The bailiffs sputter around, calling in on their walkie-talkies asking for whereabouts on the driver. They ignore her and one of them drops the lead on her chains. My eyes light up, this is her opening, if she wanted she could vanish and make a run for it. But she continues to stand honestly, waiting quietly behind them. Seconds fall like minutes and she chooses to be still. But yet, unknowingly my hand dares to stretch out of the darkness and pull her into it and out of the light. I push her against the wall, pressing both my arms to the wall on either side of her. I press the both of us against the wall camouflaging her with my body, covering the glittering of her chains in the remaining light of dusk. She makes no sound except for the quiet jangle of the chains as the bailiffs tirelessly continue to search for the driver.
Her eyes register quickly in the dark, and it’s a surprise for her when she sees me.
“What are you doing?!” She asks somehow both silent and audible at the same time.
“I don’t know!” I say, giving a panicked shrug as my heart rate goes a mile a minute. I don’t want to alarm the bailiffs, so I simply press a finger to my lips and try untying her chains as quietly as I can.
We look for any cause for alarm and I softly lay the chains on the ground. I wrap my hand around hers and we silently creep to the centre curve of of the C-shape hall and then back through the door I came in.
The lights in the courtroom hurt my eyes as we enter.
“Can I help you?” The judge asks as I whirl my head back around in panic, realizing she has already vanished before I realized. My heart rate climbs, feeling the warm sensation of her hand still wrapped around mine.
“No. I mean yes.” I say, bumbling. “Sorry, I got lost, oh look, there’s the door, ok, goodbye.”
He gives me a strange look then leaves through the other door behind the stand.
She reappears and we keep on running, out of the courtroom, in the now vacant, grand hallway. Frantically, I look for our next route but instead she pulls me into the hidden space behind one of the hall’s marble pillars and reappears, pressing me into the corner.
“Why did you do that?” She demands, now pressing herself into me. “You’re supposed to be a cop, aren’t you? What if someone saw you?”
I wheeze trying to suppress my racing heart and the redness in my face, not paying much attention to any consequences of my own.
“What happened back there. It wasn’t right. There were people there… gifted-citizen protestors… you were never going to get a fair trial…”
Her body separates from mine and her eyes find the floor.
“I’m sorry.” I say, squeezing her hand. For the way people treat her. For the things she has to do to live. For the way her life has to be.
The sun has set as we sneak our way out of the courthouse in to the large city park nearby. She reappears for the last time as I let go of her hand.
“What will you do now?” I ask, my eyes focusing on her outline and letting the flickering city background blur behind her.
She turns her eyes to the streets and has to think about it. “Try to start over. Try to stay out of trouble. And pay Mimic a visit…” She says. “What about you, Mr.

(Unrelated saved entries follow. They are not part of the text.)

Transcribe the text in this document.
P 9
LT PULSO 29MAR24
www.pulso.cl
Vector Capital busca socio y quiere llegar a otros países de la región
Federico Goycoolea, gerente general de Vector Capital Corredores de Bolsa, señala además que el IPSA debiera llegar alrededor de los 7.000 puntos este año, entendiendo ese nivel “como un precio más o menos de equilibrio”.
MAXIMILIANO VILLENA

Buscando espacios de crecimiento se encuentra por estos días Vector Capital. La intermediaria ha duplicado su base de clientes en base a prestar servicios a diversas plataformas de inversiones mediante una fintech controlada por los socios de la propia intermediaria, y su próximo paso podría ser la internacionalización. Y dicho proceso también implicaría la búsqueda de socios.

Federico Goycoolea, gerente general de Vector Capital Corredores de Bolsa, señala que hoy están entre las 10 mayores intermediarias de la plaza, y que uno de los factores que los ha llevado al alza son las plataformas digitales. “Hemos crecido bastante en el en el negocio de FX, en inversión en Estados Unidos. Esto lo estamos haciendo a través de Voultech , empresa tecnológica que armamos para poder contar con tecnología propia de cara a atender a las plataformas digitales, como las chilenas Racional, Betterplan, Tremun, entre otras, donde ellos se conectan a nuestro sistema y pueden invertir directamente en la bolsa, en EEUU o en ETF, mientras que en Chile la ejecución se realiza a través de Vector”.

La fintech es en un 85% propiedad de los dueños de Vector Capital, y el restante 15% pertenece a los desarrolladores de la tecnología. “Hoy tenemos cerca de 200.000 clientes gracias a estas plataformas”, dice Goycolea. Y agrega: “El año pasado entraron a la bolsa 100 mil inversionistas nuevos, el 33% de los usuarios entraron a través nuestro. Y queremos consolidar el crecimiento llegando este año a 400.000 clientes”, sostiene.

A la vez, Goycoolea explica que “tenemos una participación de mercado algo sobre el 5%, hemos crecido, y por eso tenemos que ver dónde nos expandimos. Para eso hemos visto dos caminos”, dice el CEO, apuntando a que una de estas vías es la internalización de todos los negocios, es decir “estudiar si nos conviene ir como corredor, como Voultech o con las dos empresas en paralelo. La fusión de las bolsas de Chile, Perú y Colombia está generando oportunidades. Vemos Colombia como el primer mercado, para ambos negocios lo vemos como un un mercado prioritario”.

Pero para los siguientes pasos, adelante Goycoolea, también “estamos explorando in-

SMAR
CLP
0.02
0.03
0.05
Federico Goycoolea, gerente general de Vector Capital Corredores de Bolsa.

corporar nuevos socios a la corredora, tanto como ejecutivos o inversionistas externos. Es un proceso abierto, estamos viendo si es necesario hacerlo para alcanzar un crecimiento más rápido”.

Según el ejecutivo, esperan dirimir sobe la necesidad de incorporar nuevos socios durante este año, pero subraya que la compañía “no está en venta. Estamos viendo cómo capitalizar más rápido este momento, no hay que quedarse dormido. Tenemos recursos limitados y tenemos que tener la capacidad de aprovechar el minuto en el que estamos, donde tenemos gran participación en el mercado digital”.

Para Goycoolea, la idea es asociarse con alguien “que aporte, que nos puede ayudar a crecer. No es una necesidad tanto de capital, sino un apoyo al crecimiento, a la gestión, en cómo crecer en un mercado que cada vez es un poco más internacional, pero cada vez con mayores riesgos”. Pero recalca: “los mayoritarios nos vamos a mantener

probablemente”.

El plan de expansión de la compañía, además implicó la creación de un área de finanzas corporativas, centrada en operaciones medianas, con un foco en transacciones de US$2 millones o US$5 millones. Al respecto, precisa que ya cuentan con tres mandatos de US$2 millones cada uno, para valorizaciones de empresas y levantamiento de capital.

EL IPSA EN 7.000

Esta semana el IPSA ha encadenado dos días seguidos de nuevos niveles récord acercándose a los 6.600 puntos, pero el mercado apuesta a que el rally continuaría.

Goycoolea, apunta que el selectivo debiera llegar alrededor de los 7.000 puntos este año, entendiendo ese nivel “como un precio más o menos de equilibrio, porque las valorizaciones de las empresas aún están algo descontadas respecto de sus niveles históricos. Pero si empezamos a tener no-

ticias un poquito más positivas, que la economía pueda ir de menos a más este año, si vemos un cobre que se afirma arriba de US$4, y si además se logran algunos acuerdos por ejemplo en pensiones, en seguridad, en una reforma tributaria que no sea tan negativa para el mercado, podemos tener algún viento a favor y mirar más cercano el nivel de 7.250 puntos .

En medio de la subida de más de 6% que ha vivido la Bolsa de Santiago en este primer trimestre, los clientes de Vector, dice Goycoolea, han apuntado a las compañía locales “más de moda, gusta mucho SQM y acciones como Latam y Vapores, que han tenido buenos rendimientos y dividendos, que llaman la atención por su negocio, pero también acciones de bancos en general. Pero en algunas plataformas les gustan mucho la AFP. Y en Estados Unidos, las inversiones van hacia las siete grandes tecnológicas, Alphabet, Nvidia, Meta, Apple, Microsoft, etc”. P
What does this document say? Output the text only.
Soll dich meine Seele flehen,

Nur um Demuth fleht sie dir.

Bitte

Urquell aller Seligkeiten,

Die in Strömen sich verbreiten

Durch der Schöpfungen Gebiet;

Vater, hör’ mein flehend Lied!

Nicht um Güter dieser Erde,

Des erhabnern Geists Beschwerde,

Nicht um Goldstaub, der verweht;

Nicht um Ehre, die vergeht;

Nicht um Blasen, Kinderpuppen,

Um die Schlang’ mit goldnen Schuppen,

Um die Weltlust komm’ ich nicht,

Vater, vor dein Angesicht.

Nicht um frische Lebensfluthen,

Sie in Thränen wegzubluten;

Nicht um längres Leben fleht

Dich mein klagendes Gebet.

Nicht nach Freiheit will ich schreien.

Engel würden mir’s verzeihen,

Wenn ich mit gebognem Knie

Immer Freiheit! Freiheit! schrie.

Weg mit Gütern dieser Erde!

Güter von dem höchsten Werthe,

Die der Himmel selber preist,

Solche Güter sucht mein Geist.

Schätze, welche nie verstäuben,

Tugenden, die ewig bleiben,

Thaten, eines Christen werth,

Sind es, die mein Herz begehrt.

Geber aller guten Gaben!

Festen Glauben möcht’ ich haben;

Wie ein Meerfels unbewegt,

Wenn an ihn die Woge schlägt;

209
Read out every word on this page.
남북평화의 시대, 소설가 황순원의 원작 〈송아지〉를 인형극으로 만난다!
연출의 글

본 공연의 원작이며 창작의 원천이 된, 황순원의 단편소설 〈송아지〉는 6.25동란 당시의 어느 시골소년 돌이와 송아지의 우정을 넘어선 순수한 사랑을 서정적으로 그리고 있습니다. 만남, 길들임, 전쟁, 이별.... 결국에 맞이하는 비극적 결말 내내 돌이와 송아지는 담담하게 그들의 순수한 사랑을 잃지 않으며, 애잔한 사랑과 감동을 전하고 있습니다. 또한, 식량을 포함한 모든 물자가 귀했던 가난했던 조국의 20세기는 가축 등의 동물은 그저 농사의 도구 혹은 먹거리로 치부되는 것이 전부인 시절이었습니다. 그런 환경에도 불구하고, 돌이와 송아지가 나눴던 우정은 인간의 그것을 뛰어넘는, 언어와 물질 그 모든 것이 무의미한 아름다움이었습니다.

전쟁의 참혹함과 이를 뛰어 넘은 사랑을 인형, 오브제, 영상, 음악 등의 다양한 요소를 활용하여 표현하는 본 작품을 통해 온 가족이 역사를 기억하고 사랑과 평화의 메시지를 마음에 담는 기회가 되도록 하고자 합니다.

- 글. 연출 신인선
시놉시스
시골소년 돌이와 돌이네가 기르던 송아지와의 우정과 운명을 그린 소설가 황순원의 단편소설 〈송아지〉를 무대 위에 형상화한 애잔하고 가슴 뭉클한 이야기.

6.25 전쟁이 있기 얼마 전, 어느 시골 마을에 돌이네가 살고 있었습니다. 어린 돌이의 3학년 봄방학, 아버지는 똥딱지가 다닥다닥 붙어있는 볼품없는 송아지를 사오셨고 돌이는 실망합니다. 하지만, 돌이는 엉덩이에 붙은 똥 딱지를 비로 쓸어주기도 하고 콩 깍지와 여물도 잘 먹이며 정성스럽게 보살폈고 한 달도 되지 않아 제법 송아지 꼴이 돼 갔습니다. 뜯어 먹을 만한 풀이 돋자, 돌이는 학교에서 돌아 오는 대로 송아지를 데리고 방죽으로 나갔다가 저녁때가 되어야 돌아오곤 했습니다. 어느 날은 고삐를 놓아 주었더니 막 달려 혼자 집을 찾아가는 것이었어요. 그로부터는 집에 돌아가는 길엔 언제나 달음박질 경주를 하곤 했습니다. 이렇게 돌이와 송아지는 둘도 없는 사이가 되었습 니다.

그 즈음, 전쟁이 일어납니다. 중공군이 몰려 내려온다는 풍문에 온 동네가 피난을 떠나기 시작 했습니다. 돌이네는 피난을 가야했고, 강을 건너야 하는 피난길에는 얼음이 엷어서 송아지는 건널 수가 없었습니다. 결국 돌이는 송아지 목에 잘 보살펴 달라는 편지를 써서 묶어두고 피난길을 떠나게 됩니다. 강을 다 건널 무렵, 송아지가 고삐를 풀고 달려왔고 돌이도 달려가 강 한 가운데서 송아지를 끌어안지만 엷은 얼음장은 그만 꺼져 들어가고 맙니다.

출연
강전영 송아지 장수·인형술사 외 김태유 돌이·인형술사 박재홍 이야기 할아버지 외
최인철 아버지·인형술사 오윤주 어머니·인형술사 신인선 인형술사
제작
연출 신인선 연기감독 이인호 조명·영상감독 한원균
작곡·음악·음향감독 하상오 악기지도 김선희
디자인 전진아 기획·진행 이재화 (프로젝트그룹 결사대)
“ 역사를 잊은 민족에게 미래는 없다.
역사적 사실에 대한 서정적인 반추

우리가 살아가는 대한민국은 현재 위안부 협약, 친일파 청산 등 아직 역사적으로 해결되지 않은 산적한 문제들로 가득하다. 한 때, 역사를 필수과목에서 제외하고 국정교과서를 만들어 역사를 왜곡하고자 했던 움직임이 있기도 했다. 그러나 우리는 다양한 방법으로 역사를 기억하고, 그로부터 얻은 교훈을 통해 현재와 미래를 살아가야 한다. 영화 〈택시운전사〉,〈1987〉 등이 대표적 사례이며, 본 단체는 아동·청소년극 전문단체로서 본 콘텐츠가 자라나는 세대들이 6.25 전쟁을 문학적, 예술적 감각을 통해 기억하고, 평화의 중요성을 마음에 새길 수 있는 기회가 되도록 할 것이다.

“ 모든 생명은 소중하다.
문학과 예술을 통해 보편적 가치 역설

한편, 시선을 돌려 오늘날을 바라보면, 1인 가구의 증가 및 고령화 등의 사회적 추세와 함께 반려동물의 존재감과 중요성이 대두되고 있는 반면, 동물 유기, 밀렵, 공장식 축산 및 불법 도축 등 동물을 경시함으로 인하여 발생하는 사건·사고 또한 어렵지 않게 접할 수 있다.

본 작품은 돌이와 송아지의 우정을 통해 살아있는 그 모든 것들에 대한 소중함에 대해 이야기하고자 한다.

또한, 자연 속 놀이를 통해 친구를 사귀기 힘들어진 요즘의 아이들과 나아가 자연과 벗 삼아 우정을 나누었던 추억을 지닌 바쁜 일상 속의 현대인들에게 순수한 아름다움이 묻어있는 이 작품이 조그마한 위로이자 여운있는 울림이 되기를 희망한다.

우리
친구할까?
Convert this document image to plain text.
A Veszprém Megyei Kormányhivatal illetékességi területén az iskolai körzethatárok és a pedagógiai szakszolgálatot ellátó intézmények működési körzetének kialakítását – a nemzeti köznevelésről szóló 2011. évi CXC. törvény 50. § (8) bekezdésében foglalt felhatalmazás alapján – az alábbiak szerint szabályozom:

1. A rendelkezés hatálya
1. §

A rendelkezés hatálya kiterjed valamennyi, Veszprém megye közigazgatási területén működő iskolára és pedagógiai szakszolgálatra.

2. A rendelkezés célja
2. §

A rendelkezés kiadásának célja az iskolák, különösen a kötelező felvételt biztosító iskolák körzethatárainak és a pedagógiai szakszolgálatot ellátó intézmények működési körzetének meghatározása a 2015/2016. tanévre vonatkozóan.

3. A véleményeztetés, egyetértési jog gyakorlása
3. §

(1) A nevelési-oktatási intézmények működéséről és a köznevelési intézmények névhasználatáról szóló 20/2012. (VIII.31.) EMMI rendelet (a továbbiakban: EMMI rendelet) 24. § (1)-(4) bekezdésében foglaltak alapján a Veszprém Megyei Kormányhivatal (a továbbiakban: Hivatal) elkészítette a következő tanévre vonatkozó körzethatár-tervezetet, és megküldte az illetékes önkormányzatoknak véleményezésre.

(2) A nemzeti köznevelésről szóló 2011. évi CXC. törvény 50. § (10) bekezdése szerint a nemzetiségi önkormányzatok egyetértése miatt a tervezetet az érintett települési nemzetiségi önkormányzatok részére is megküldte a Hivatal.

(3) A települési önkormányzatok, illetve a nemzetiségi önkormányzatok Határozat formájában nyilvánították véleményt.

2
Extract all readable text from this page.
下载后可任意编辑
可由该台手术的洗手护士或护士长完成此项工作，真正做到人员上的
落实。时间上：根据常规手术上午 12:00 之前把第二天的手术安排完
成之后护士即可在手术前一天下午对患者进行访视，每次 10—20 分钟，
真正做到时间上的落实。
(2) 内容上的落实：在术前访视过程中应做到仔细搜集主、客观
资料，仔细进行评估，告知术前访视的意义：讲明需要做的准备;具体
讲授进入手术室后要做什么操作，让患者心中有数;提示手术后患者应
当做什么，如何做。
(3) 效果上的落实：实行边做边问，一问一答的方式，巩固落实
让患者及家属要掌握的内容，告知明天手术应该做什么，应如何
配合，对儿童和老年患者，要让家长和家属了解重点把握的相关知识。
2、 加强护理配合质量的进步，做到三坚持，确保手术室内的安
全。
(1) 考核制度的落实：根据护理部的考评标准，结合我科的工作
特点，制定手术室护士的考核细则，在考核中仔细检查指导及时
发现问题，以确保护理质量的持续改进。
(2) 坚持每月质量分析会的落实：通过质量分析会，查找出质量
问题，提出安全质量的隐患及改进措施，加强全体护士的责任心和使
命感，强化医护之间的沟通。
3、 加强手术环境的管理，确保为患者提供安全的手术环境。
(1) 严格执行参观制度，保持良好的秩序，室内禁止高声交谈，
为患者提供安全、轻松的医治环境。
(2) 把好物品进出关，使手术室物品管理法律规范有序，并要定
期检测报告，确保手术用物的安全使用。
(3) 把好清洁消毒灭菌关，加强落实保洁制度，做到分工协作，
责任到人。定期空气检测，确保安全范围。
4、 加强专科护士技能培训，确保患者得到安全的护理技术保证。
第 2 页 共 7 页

Model Employee?”
“Oh, yeah…” I laugh. “I’m gonna take a break as a CO, maybe rethink law enforcement all together, considering my actions tonight.”
“No, you believed in me when no one else would.” She shakes her head and presses her palm to my chest. “A verdict has been reached… uh…” She trails off, no name to add to the end of that sentence.
“Owen.” I finish for her, offering my hand again.
“Owen. I was wrong.” She says, a smile spreading across her face. I like the way she says it. “You’re gonna make an amazing cop.”
“Thanks…” I trail off as well, her validation giving me more of a sense of dedication than ever.
“Violet.” She smiles before vanishing for good.